Dear Load Distributor,
Great question. If you want to save as much energy as possible, you’ll want to run your heat pumps at their most efficient point, and that point isn’t necessarily at full load. We measure that efficiency with the coefficient of performance (COP): the ratio of useful heat delivered to electricity consumed, so the higher the better. The key fact, which we can summarize in a single sentence, is that a heat pump’s maximum COP is not at full load, so distributing the demand across more units can give you a better overall COP. Running cost isn’t the only thing that matters, of course, upfront investment plays a role too (more on that later), but let’s focus on energy first. Don’t worry, we’ll dive into this in more detail.

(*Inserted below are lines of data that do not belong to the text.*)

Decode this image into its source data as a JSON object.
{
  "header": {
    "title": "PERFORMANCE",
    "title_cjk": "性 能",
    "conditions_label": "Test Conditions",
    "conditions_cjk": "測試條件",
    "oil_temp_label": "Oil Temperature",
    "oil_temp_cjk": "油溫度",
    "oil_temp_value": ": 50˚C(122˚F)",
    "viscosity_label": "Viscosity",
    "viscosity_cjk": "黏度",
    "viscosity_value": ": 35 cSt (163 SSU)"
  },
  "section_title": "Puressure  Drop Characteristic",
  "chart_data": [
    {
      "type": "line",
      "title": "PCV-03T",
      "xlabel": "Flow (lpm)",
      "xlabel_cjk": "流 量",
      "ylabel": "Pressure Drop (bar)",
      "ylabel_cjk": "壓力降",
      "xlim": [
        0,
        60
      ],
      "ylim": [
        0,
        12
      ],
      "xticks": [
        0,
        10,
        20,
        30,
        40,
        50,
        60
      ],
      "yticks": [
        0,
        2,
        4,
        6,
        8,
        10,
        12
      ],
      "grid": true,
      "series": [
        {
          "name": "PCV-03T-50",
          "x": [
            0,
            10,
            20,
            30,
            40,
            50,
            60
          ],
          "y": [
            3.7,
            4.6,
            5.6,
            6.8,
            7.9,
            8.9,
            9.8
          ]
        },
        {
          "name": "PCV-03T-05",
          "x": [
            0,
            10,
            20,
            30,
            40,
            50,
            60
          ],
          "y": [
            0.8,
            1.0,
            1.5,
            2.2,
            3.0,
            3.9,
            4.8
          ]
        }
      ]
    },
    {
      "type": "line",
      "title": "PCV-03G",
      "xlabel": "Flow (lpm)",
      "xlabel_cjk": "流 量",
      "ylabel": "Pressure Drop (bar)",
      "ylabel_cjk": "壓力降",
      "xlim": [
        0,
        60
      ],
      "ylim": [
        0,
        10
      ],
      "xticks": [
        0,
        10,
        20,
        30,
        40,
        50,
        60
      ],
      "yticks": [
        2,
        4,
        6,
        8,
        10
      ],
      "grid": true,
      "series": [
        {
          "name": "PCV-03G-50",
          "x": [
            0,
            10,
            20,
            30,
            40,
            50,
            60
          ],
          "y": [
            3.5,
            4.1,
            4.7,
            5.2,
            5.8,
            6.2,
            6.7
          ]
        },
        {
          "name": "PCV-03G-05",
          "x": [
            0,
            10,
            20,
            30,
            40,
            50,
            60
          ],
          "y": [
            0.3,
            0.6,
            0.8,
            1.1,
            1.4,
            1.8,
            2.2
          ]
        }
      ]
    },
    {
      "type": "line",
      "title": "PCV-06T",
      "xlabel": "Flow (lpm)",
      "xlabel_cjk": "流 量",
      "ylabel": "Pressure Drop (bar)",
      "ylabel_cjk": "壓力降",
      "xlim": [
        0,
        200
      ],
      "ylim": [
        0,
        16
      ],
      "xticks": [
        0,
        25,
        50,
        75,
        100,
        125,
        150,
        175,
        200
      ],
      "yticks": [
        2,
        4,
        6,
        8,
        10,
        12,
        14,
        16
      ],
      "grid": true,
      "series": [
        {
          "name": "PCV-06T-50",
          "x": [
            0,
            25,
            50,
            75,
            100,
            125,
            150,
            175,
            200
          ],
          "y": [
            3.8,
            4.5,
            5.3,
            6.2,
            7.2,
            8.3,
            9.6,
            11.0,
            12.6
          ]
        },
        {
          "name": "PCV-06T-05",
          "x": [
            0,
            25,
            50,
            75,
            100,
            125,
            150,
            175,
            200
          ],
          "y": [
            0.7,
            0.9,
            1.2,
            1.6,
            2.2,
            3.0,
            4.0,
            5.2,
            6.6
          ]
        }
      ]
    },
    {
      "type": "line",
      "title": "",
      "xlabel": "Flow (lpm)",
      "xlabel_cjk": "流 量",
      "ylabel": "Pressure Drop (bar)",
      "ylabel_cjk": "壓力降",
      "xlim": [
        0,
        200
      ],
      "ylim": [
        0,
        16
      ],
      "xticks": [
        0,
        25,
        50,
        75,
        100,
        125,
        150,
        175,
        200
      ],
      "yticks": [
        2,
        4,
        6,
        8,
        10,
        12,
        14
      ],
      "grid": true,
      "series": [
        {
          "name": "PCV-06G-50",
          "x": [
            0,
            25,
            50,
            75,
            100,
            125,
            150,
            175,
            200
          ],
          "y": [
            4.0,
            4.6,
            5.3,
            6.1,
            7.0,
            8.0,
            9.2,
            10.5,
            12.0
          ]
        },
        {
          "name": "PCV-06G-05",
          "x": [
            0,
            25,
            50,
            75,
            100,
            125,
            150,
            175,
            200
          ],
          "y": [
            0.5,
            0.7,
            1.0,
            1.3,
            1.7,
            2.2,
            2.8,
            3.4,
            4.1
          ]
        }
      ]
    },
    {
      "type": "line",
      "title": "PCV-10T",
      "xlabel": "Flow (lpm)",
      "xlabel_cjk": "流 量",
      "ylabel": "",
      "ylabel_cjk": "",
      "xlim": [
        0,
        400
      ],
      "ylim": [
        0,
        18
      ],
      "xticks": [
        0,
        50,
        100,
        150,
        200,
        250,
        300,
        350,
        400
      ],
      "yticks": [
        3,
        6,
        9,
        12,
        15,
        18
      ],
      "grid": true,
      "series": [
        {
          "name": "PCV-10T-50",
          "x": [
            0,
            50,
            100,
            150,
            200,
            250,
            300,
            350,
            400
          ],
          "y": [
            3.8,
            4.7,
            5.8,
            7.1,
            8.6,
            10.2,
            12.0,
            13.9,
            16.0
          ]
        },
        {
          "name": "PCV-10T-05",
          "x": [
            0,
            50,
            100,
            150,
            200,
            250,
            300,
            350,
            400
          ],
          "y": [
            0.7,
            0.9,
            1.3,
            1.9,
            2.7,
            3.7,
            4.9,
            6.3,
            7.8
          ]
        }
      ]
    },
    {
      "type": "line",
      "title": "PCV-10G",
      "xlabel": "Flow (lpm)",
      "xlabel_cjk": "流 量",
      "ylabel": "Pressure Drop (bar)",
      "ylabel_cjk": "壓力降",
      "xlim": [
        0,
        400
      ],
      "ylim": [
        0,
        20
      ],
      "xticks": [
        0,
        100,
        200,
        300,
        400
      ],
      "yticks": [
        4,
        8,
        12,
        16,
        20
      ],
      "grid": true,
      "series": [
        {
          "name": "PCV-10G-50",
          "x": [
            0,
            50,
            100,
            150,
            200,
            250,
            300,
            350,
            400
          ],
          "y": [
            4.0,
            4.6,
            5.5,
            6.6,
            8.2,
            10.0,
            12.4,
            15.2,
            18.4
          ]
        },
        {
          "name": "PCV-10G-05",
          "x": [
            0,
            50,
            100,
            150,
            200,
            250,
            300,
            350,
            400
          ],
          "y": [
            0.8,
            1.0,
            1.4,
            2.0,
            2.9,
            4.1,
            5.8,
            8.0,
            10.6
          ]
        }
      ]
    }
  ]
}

First, let’s look at a single heat pump for heating. Its COP depends mainly on the following conditions: the temperature at the condenser (where heat is delivered), the temperature at the evaporator (where heat is extracted from the source), and the part-load ratio (PLR). The PLR represents the heat actually supplied by the unit relative to its available capacity at those operating temperatures. When we look more closely at how the COP evolves with the PLR, we find something perhaps counterintuitive: the maximum COP is not at full load, but at a lower one. Why? At lower loads, the heat exchangers are effectively oversized for the reduced demand, so the temperature lift the compressor must overcome shrinks and the COP climbs; only at very low loads do compressor and motor losses start to drag it back down (see the figure below).
Now that we know a single heat pump runs more efficiently at part load than at full load, delivering more heat per unit of electricity, let’s see how this plays out in a cascade. When several heat pumps work together, load distribution becomes key. Most conventional heat pump cascades in buildings operate in a straightforward way: they turn on a single unit and increase its modulation until it reaches full load, then bring on the second one, and so on. But based on what we just saw, it can be more efficient to run two heat pumps at once, keeping the first near its peak-COP load and letting the second pick up the rest, rather than driving the first to full load while the second barely ticks over. This also keeps the incoming unit out of the very low part-load region, where efficiency is worst (see the figure below). Think of it like driving on the motorway: your car sips less fuel per kilometre cruising at a steady, moderate speed than with your foot flat to the floor. Running several heat pumps each in their comfort zone beats pushing one to the limit while the others wait.
So, with this in mind, my colleagues and I developed a heuristic optimization to find the optimal thresholds for a heat pump cascade. In simple terms: we discretize the possible threshold values, simulate a full year of cascade operation for each combination, and pick the one with the lowest electricity consumption. We applied it to a real installation, first presented at SimBuild 2024: a building in Velenje (Slovenia) where three air-to-water heat pumps meet the heating demand. Comparing a conventional cascade (driving units to full load) against the optimized one at the simulation level, we found electricity savings of up to 13.8% over the year. And a real plus of this approach, one that saves you a few headaches, is that it needs no new hardware and no real-time actuation: you optimize the cascade once and program the new threshold values into the existing controller. Straightforward.
And now let’s take it one step further. Everything so far happens at the operation level, but imagine bringing this thinking into the design phase. Choosing how many heat pumps to install is usually decided on upfront capital expenditure (CAPEX) alone, where a single large unit looks cheapest. But when we add the operational expenditure(OPEX) over the system’s life, the picture changes. We explored this in more detail in a follow-on paper, where we found that two or three smaller units recover their higher initial cost in about 3.5 years once the optimized cascade is applied, making them the more cost-effective choice in the long run.
In short: don’t be afraid to share the load. Whether you’re operating an existing cascade or designing a new plant, giving each heat pump room to breathe pays off, in energy and in economic terms.